The problem for authorities is that the airline is not traded on the stick market and remains privately owned, making its far more difficult to analyse its financial performance and reserves.
Concern has being escalated by figures demonstrating that as the airline has expanded, its seat occupancy rates have fallen to levels that are basically financially unviable, especially on its long haul routes.
According to figures published through various route analysis companies, even as the airline expands its overall passengers from 6.3 million per year to 7.6 million, its seat use rates have fallen from a just viable 85%, to an unviable 80%. On top of that it’s not been able to increase fares, locked as it is in a fare war with Cathay Pacific and Cathay Dragon, and over the last year jet fuel prices have spiked.
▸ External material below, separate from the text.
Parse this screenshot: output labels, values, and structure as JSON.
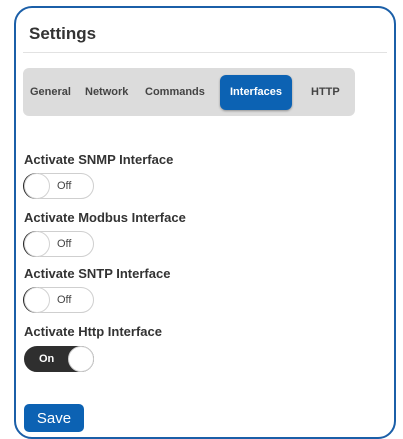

Authorities are so concerned they’ve asked the airline for a US$520 million bond to be deposited by January 20 2019 to cover any possible collapse costs. It seems unlikely they’ll have the resources to pay it, and what actually happens if they don’t is unclear.
Meanwhile the airlines marketing and PR managers have been trying to spin the situation towards a more positive viewpoint, but without much success.
The airline operates a mixed fleet of 43 aircraft consisting of 11 A320’s, 16 A332’s (5 of which are cargo), 10 A333, and 6 A359’s. It has six A359’s on order and 5 A330’s.